We decided on a cute bungalow in St. Elmo. We had the city in front and national forest in the back. It was perfect. In winter (when I was six months pregnant), we noticed our house had no insulation and we were freezing. I didn’t know how I could bring a newborn home to a frigid house. I was having doubts about our purchase, and a new house in the suburbs was looking a lot more inviting. My husband talked my high hormones down and assured me our house would be warm very soon. So we started tearing down the plaster and lath walls and found lots of surprises like really bad wiring.
Old houses are such a mystery; you never know what you will find behind a wall.

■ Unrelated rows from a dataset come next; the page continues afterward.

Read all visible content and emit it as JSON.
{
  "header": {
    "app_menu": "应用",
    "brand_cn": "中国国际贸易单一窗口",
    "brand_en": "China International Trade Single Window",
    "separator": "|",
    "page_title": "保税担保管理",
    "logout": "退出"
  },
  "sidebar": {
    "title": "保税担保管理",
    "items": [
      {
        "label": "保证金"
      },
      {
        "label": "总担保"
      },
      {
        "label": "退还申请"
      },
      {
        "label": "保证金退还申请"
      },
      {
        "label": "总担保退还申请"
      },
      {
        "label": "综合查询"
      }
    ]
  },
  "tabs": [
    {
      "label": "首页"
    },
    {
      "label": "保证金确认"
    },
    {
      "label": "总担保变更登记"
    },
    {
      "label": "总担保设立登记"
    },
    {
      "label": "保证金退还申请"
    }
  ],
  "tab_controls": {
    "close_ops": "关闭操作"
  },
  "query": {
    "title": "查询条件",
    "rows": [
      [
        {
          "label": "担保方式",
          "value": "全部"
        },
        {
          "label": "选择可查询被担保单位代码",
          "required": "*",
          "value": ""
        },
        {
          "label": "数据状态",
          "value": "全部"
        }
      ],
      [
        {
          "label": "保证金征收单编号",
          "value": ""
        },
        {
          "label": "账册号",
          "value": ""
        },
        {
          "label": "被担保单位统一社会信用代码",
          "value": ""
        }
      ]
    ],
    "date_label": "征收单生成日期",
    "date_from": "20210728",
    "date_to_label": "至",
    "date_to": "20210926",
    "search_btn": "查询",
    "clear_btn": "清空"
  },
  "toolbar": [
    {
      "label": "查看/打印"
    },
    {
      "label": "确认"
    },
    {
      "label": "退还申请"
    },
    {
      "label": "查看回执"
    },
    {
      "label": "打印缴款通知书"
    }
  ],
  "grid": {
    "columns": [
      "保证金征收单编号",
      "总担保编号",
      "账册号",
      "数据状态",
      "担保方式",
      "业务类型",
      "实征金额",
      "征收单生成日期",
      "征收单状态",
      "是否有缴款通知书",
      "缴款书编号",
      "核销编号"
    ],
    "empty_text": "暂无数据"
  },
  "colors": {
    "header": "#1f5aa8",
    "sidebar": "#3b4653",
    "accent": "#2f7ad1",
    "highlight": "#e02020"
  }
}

I was in my nesting phase and was terrified to bring a human home, and our construction added to that stress immensely. So we had to get this project moving quickly. When we started in her nursery, we found a wall that was completely rotted, and clearly not conducive to keeping a baby alive and healthy. Karin, my baby, got new insulation, walls, flooring, and windows. Being pregnant while living in a house you are remodeling is incredibly hard. Once she arrived, the work on our house took a pause. I was a germ freak and I was trying my best not to kill her, so dust was not acceptable around her. I was afraid everything and anything was going to kill her.

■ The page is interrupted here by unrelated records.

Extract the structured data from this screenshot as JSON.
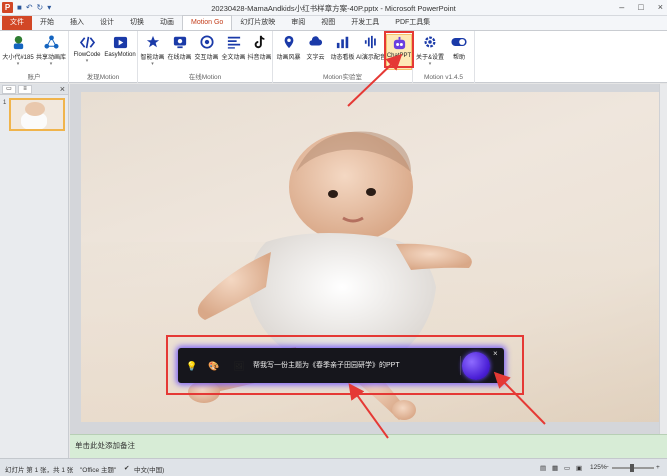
{
  "window": {
    "title": "20230428-MamaAndkids小红书样章方案-40P.pptx - Microsoft PowerPoint",
    "logo_letter": "P"
  },
  "tabs": [
    "文件",
    "开始",
    "插入",
    "设计",
    "切换",
    "动画",
    "Motion Go",
    "幻灯片放映",
    "审阅",
    "视图",
    "开发工具",
    "PDF工具集"
  ],
  "ribbon": {
    "groups": [
      {
        "label": "账户",
        "buttons": [
          "大小代#185",
          "共享动画库"
        ]
      },
      {
        "label": "发现Motion",
        "buttons": [
          "FlowCode",
          "EasyMotion"
        ]
      },
      {
        "label": "在线Motion",
        "buttons": [
          "智能动画",
          "在线动画",
          "交互动画",
          "全文动画",
          "抖音动画"
        ]
      },
      {
        "label": "Motion实验室",
        "buttons": [
          "动画风暴",
          "文字云",
          "动态看板",
          "AI演示配音",
          "ChatPPT"
        ]
      },
      {
        "label": "Motion v1.4.5",
        "buttons": [
          "关于&设置",
          "帮助"
        ]
      }
    ]
  },
  "left_panel": {
    "slide_number": "1"
  },
  "notes": {
    "placeholder": "单击此处添加备注"
  },
  "status": {
    "slide_info": "幻灯片 第 1 张，共 1 张",
    "theme": "\"Office 主题\"",
    "language": "中文(中国)",
    "zoom": "125%"
  },
  "chat": {
    "prompt": "帮我写一份主题为《春季亲子田园研学》的PPT",
    "close_glyph": "×"
  }
}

Oh the memories. Our house was slowly turning into a playground. We were running out of room.
A year later, Mother Nature forced us to resume our work. The tornados of April 2011 changed our lives. My mom was watching Karin at our home when she heard tornado sirens, and they hid in the bathtub with a mattress over their heads while six trees fell on our house, destroying our roof. Thankfully Karin and my mom were unharmed, however our house was not safe to live in and we moved in with my parents. My husband, the talented visionary he is, opted to add a second level to our tiny home adding more square footage and a new roof. He did 95% of the work with his own two hands.

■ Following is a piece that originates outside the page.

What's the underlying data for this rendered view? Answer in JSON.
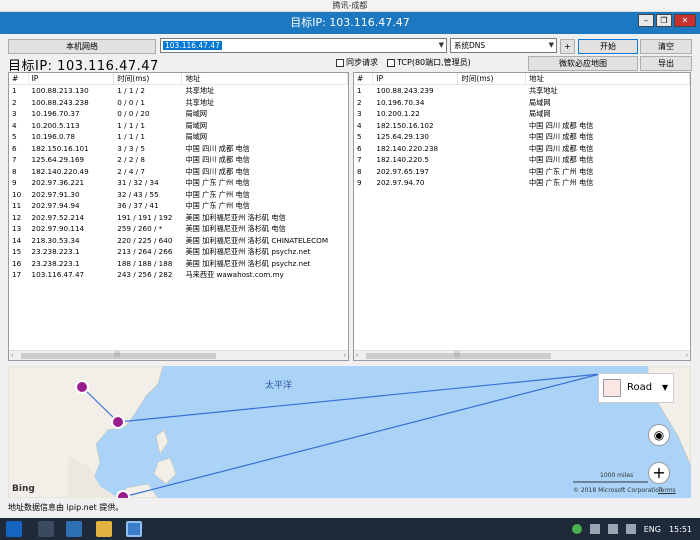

Our entire house was gutted, our roof pulled off and a second level framed. We moved back into our house a year later with the upstairs unfinished. I had a makeshift kitchen with 2x4s as my cabinets and subfloor as my countertop and a hotplate; our sink was not hooked up at this point either, so I was washing dishes in the bathroom. Oh, and while Karin’s room was finished, our room was not, so we slept in our bedroom which was now the stairs and laundry room. Who knew I would love someone so much I would sleep in a laundry room.
Thinking back it seems impossibly hard, but it was just the next step and I became incredibly grateful for the little things, like a kitchen sink.
We went from a 900 square foot, two bedroom, one bath home to an 1800 square foot, three bedroom, three bath home. Our remodeling journey is not over, but I see the end in sight. We have the two new upstairs bathrooms, our outdoor living space, and our concrete countertop in the kitchen left to finish.
People ask, “How did you live that way?” and the truth is I have no idea. I just did it and it was absolutely worth it seven years later and I would do it again. At the beginning of this journey we were in our 20s. I was in healthcare and my husband worked in logistics. Our house helped us find our path in life: I work in real estate now and my husband owns his own custom furniture business.